Author(s): Alaa H Abbas* and Zainab M Abdulameer

Abstract

Purpose: The aim of this in vitro study was to evaluate the effect of different restoration designs on fracture strength and failure mode of endodontically treated upper first premolar with mesio-occluso-distal (MOD) cavity. Material and methods: Forty sound maxillary first premolars were divided into 5 groups (n=8): GA (intact group), GB-E (test groups). In tested groups, all the teeth were received MOD cavities and endodontically treated. GB: Endodontically treated teeth (ETT) restored with direct composite resins (Filtek™ Bulk Fill Posterior Restorative, 3M ESPE). While teeth in groups (C, D and E) were prepared to receive indirect ceramic restorations made from lithium disilicate material (IPS E-max CAD, Ivoclar-Vivadent).
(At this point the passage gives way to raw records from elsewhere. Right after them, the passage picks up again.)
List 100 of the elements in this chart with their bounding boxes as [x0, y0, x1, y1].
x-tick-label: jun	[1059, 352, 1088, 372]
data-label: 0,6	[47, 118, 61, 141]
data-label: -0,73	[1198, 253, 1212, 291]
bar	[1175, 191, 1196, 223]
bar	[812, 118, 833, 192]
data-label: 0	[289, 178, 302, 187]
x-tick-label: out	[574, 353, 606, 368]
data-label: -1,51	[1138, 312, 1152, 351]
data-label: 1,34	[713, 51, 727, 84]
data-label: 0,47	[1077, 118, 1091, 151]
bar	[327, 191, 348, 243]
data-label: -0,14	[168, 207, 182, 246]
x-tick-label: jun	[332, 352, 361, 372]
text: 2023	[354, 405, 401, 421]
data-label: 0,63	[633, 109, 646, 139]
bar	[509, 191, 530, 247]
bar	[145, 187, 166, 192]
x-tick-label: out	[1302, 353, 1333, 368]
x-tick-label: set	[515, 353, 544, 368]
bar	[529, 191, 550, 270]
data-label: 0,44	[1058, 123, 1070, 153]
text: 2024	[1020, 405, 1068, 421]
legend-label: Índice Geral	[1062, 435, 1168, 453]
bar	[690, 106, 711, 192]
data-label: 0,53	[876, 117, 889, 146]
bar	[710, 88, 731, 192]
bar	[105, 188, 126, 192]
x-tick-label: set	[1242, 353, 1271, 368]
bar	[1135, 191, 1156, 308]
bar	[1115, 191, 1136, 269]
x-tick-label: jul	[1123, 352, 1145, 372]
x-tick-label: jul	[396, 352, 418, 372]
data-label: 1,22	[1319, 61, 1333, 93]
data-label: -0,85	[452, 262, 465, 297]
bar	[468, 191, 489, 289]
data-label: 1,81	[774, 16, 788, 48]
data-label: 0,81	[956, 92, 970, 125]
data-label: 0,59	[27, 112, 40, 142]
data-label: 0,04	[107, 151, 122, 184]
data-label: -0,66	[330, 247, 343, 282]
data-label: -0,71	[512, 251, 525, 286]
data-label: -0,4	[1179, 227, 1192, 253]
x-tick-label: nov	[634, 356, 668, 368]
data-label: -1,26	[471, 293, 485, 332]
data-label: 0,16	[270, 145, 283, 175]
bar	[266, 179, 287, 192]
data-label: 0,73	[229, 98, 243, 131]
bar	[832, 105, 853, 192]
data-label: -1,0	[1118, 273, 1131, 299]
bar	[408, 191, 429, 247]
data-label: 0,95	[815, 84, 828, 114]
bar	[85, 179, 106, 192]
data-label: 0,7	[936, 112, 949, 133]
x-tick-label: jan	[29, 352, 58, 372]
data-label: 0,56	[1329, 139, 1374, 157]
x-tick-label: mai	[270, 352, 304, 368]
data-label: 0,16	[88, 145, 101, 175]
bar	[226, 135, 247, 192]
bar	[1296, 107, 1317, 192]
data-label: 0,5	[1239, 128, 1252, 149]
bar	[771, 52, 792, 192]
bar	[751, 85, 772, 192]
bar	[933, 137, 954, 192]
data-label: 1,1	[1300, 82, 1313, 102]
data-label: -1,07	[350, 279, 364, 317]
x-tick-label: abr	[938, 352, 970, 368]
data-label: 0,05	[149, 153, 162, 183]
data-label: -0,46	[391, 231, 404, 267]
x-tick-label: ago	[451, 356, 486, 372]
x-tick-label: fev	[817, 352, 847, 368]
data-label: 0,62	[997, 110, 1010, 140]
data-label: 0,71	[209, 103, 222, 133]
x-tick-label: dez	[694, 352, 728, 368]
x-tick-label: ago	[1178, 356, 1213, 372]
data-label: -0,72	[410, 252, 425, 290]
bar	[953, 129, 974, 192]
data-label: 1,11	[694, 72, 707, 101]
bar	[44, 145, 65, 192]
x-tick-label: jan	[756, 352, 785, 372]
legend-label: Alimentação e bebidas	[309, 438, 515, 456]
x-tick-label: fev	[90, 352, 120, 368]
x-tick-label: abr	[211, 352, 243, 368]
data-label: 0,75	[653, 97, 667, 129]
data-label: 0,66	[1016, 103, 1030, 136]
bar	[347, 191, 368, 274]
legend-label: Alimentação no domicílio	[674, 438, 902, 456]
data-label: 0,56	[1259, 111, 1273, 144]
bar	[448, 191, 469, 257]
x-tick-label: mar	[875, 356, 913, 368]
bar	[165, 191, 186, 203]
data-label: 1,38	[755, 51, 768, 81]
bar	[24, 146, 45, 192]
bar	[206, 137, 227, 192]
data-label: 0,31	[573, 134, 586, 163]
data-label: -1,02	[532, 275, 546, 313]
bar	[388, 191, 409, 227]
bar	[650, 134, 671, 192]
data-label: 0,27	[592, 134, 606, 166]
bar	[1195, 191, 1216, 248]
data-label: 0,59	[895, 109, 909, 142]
GC: ETT restored with overlays. GD: ETT restored with conventional crowns. GE: ETT restored with endocrowns. The indirect restorations were made by CAD/CAM system and adhesively cemented with dual-cure resin cement (RelyX™ Ultimate, 3M ESPE). Samples were mounted in a universal testing machine (LARYEE Universal testing machine, China). At a crosshead speed of 0.5 mm/min, each sample was loaded to failure. Failure modes were also observed. At P0.05, one-way analysis of variance (ANOVA) and Tukey's post hoc significance difference tests were used to analyze the data. Results: The results of this in vitro study revealed that the highest mean of fracture strength was recorded by GD (2013.750 N) followed by GC (1350 N), GE (1079.350 N), GA (1058.125 N) and GB (872.750 N) respectively. Tukey’s post-hoc test showed significant (p<0.05) differences among the different groups. Conclusions: Conventional crowns had the highest fracture strength, while direct composite had the lowest fracture strength. The most favourable combination of strength and failure mode could be observed in groups conventional crowns and overlays so that this restorations can be considered a clinically reliable restorative approach for ETT with MOD cavities.